I used to work in sales at a lumber yard, where we sold all kinds of (mostly residential) building materials from lumber, to paint, to plumbing, electrical supplies, hardware, doors/windows, roofing, power tools, etc. I grew up working with quite a few of these things, as my Dad was a residential framer. Nonetheless, there were various things I knew very little about, having never used them.
Given a few years, however, listening to the advice given by co-workers, and listening to problems encountered (and solved) by customers, I ‘learned’ how to answer common questions. I had never put in a p-drain myself, but I learned how to answer most questions a customer would ask! Even more humorous, I had a co-worker who had almost no hand-on experience with anything we sold – yet nonetheless, she too learned to answer the common questions (often word-for-word what her co-workers had said the day before!).

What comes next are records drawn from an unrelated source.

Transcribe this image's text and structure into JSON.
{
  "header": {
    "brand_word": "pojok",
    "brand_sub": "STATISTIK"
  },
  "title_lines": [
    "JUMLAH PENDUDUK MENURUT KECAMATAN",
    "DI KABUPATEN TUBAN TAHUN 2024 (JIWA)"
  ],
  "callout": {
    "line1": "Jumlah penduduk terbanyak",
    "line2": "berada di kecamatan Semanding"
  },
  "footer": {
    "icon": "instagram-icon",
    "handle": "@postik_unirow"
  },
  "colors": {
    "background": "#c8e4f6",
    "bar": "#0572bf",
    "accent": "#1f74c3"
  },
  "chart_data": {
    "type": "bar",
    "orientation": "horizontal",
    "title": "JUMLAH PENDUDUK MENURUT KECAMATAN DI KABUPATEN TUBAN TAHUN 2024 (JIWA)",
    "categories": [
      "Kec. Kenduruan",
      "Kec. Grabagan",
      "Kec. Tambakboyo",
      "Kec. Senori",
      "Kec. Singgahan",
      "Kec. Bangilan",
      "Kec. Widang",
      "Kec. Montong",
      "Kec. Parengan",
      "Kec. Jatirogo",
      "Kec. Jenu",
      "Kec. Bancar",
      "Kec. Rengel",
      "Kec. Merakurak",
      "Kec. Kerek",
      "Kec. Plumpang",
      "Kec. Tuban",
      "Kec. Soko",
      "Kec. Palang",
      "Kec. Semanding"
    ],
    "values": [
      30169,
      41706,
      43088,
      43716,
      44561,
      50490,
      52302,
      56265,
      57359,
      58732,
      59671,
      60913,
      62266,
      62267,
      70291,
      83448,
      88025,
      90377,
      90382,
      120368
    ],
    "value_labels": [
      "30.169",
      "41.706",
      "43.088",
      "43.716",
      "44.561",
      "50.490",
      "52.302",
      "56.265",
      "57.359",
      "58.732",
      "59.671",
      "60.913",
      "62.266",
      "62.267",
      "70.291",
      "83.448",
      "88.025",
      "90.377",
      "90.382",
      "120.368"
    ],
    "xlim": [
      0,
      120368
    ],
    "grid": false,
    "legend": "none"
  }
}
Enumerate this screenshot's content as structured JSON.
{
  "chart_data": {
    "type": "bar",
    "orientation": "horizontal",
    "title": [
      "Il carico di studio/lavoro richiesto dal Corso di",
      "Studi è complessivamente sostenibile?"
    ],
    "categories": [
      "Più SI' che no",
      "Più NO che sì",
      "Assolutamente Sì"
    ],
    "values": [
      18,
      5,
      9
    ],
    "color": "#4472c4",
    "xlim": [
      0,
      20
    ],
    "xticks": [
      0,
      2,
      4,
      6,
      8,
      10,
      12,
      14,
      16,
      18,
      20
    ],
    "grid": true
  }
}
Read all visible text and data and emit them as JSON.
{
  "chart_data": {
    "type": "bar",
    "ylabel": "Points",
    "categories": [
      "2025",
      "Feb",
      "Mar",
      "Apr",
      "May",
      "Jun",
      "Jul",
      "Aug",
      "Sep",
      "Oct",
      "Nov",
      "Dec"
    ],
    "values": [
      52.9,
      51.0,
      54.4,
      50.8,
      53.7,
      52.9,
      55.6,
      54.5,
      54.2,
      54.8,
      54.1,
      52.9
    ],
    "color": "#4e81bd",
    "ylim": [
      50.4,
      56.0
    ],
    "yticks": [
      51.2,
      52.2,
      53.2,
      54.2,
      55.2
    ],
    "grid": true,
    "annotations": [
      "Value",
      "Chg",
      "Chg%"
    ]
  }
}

I think this kind of learning is fine for what it is, but in various discussions I have, I often feel that others are (and I’m guilty of) operating with ‘knowledge’ they’ve gained from eavesdropping in this or that conversation or forum. “Ohh, Aristotle was such and such…”, and “yeah, science has shown that…” or “Democracy was designed so that…”
This is the Wikipedia/Google-based knowledge that informs so many pool-of-ignorance building conversations. People that know just a weeee little bit about a whole lot of things, pretending to be experts at it all. “I remember seeing somewhere that…”
We… (cough) I… need to learn to just say, “I have no idea about that, to be honest. Let’s both read up on it and get back to one another in [not 2 minutes, but…] a few weeks.” Now that would just require far too much patience.